Headed home to die. GDR sports reporter legend Heinz Florian Oertel is dead. On his 95th birthday on December 11, well-wishers should no longer appear at his house in Berlin-Schönholz. At the beginning of the year, Heinz Florian Oertel’s state of health deteriorated abruptly. His wife Hannelore had to transfer him to the clinic.

However, the doctors released him a little later. It went back to the family to die. According to information from BILD, he fell asleep there peacefully on March 27th.

Oertel reported on 17 (!) Olympic Games (from 1952 in Helsinki) and eight World Cups. But he was never above moderating even small events. “It was May 15, 1976 when he opened the Kiebitzberge swimming pool in Kleinmachnow near Potsdam,” remembers actress Anne Kasprik.

After hip surgery in 2017, he found it difficult to walk.
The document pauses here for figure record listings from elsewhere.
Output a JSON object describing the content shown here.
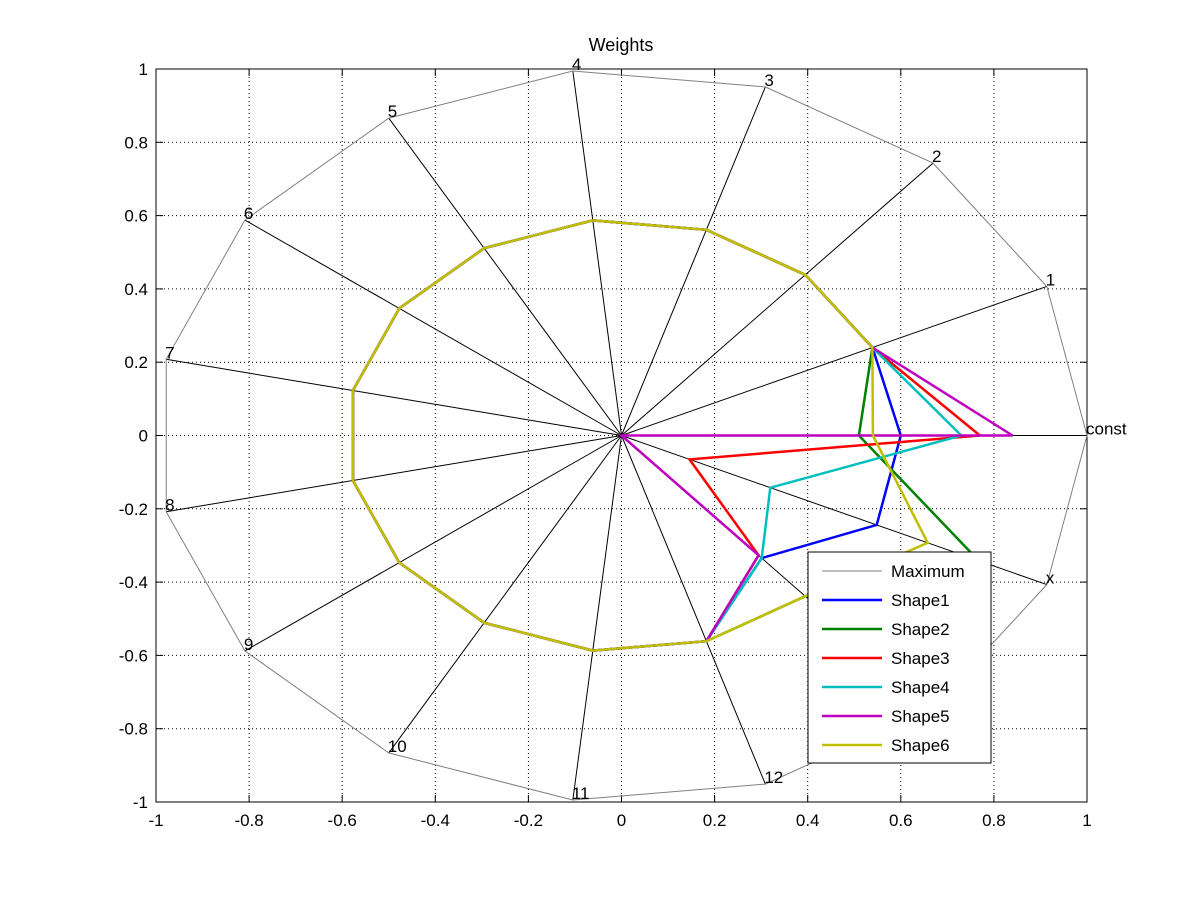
{
  "chart_data": {
    "type": "line",
    "title": "Weights",
    "xlim": [
      -1,
      1
    ],
    "ylim": [
      -1,
      1
    ],
    "xticks": [
      "-1",
      "-0.8",
      "-0.6",
      "-0.4",
      "-0.2",
      "0",
      "0.2",
      "0.4",
      "0.6",
      "0.8",
      "1"
    ],
    "yticks": [
      "1",
      "0.8",
      "0.6",
      "0.4",
      "0.2",
      "0",
      "-0.2",
      "-0.4",
      "-0.6",
      "-0.8",
      "-1"
    ],
    "grid": true,
    "legend_position": "bottom-right",
    "spoke_labels": [
      "const",
      "1",
      "2",
      "3",
      "4",
      "5",
      "6",
      "7",
      "8",
      "9",
      "10",
      "11",
      "12",
      "13",
      "x"
    ],
    "series": [
      {
        "name": "Maximum",
        "color": "#808080",
        "width": 1,
        "values": [
          1,
          1,
          1,
          1,
          1,
          1,
          1,
          1,
          1,
          1,
          1,
          1,
          1,
          1,
          1
        ]
      },
      {
        "name": "Shape1",
        "color": "#0000ff",
        "width": 2.5,
        "values": [
          0.6,
          0.59,
          0.59,
          0.59,
          0.59,
          0.59,
          0.59,
          0.59,
          0.59,
          0.59,
          0.59,
          0.59,
          0.59,
          0.45,
          0.6
        ]
      },
      {
        "name": "Shape2",
        "color": "#008000",
        "width": 2.5,
        "values": [
          0.51,
          0.59,
          0.59,
          0.59,
          0.59,
          0.59,
          0.59,
          0.59,
          0.59,
          0.59,
          0.59,
          0.59,
          0.59,
          0.59,
          0.84
        ]
      },
      {
        "name": "Shape3",
        "color": "#ff0000",
        "width": 2.5,
        "values": [
          0.77,
          0.59,
          0.59,
          0.59,
          0.59,
          0.59,
          0.59,
          0.59,
          0.59,
          0.59,
          0.59,
          0.59,
          0.59,
          0.44,
          0.16
        ]
      },
      {
        "name": "Shape4",
        "color": "#00bfbf",
        "width": 2.5,
        "values": [
          0.73,
          0.59,
          0.59,
          0.59,
          0.59,
          0.59,
          0.59,
          0.59,
          0.59,
          0.59,
          0.59,
          0.59,
          0.59,
          0.45,
          0.35
        ]
      },
      {
        "name": "Shape5",
        "color": "#bf00bf",
        "width": 2.5,
        "values": [
          0.84,
          0.59,
          0.59,
          0.59,
          0.59,
          0.59,
          0.59,
          0.59,
          0.59,
          0.59,
          0.59,
          0.59,
          0.59,
          0.44,
          0
        ]
      },
      {
        "name": "Shape6",
        "color": "#bfbf00",
        "width": 2.5,
        "values": [
          0.54,
          0.59,
          0.59,
          0.59,
          0.59,
          0.59,
          0.59,
          0.59,
          0.59,
          0.59,
          0.59,
          0.59,
          0.59,
          0.59,
          0.72
        ]
      }
    ]
  }
}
In recent months, Oertel has not been able to leave the house. “He just lay in his room, but watched a lot of television – especially sports programs,” says a friend.

Heinz-Florian Oertel spoke his most famous words as a sports reporter on August 1, 1980: “Call your newcomers Waldemar,” he cheered into the microphone of GDR television, while marathon runner Waldemar Cierpinski (today 71) won his second Olympic victory in Moscow. However, it is not known whether parents followed the request.
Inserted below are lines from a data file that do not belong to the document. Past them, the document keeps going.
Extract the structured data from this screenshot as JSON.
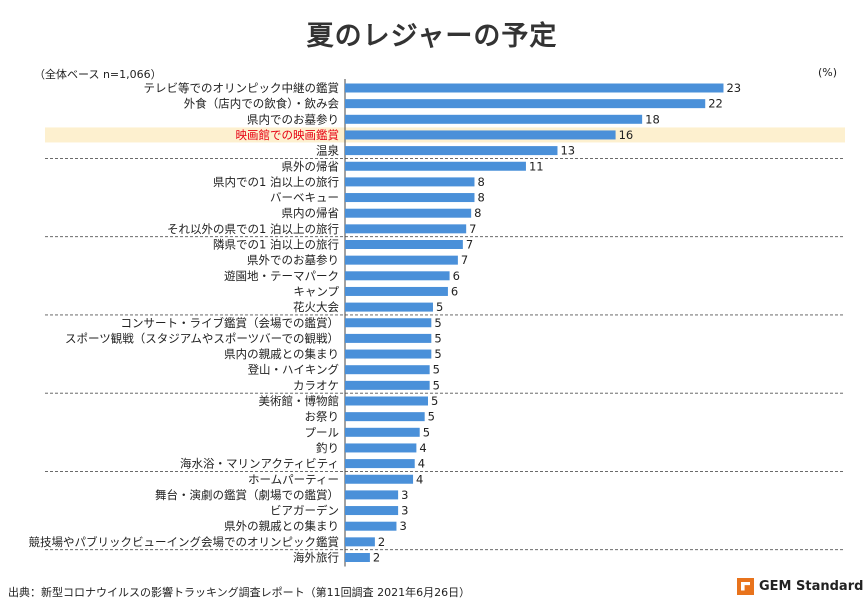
{
  "chart_data": {
    "type": "bar",
    "orientation": "horizontal",
    "title": "夏のレジャーの予定",
    "base_note": "（全体ベース n=1,066）",
    "unit": "(%)",
    "highlight_category": "映画館での映画鑑賞",
    "highlight_color": "#fdf0cf",
    "highlight_text_color": "#e60012",
    "bar_color": "#4a90d9",
    "categories": [
      "テレビ等でのオリンピック中継の鑑賞",
      "外食（店内での飲食）・飲み会",
      "県内でのお墓参り",
      "映画館での映画鑑賞",
      "温泉",
      "県外の帰省",
      "県内での1 泊以上の旅行",
      "バーベキュー",
      "県内の帰省",
      "それ以外の県での1 泊以上の旅行",
      "隣県での1 泊以上の旅行",
      "県外でのお墓参り",
      "遊園地・テーマパーク",
      "キャンプ",
      "花火大会",
      "コンサート・ライブ鑑賞（会場での鑑賞）",
      "スポーツ観戦（スタジアムやスポーツバーでの観戦）",
      "県内の親戚との集まり",
      "登山・ハイキング",
      "カラオケ",
      "美術館・博物館",
      "お祭り",
      "プール",
      "釣り",
      "海水浴・マリンアクティビティ",
      "ホームパーティー",
      "舞台・演劇の鑑賞（劇場での鑑賞）",
      "ビアガーデン",
      "県外の親戚との集まり",
      "競技場やパブリックビューイング会場でのオリンピック鑑賞",
      "海外旅行"
    ],
    "values": [
      23,
      22,
      18,
      16,
      13,
      11,
      8,
      8,
      8,
      7,
      7,
      7,
      6,
      6,
      5,
      5,
      5,
      5,
      5,
      5,
      5,
      5,
      5,
      4,
      4,
      4,
      3,
      3,
      3,
      2,
      2
    ],
    "precise_values": [
      22.8,
      21.7,
      17.9,
      16.3,
      12.8,
      10.9,
      7.8,
      7.8,
      7.6,
      7.3,
      7.1,
      6.8,
      6.3,
      6.2,
      5.3,
      5.2,
      5.2,
      5.2,
      5.1,
      5.1,
      5.0,
      4.8,
      4.5,
      4.3,
      4.2,
      4.1,
      3.2,
      3.2,
      3.1,
      1.8,
      1.5
    ],
    "group_separators_after": [
      4,
      9,
      14,
      19,
      24,
      29
    ]
  },
  "footer": {
    "source": "出典：新型コロナウイルスの影響トラッキング調査レポート（第11回調査 2021年6月26日）",
    "brand": "GEM Standard"
  }
}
But Oertel (from 1946 to 1989 a member of the SED) was not just a television reporter. He also worked as a newspaper journalist, entertainer, actor. From 1969 to 1990 he interviewed celebrities from culture, politics, business and of course sports in 245 episodes of “Portrait by Telephone”.

From 1946 to 1948 he acted in the theater in his native town of Cottbus, after which he became a teacher of German and history. In 1949 he went to East German radio. From 1955 he worked at the same time for GDR television. In 1981 he received his doctorate from the Karl Marx University in Leipzig.

The Ministry for State Security took notice of him and listed him as a “social employee” (code name: “Heinz”). But he never signed a Stasi declaration of commitment.

After the reunification it became quiet around Oertel. As a lecturer at the Universities of Berlin and Göttingen, he earned a few marks as well. The sympathetic moderator suffered the worst stroke of fate in January 2008. His daughter Annette (dramaturgist) died of cancer at the age of only 43.

A few years ago, Oertel bought the grave site next to her in the cemetery on Hermann-Hesse-Strasse in Berlin-Pankow. There he is buried in silence in the close family circle.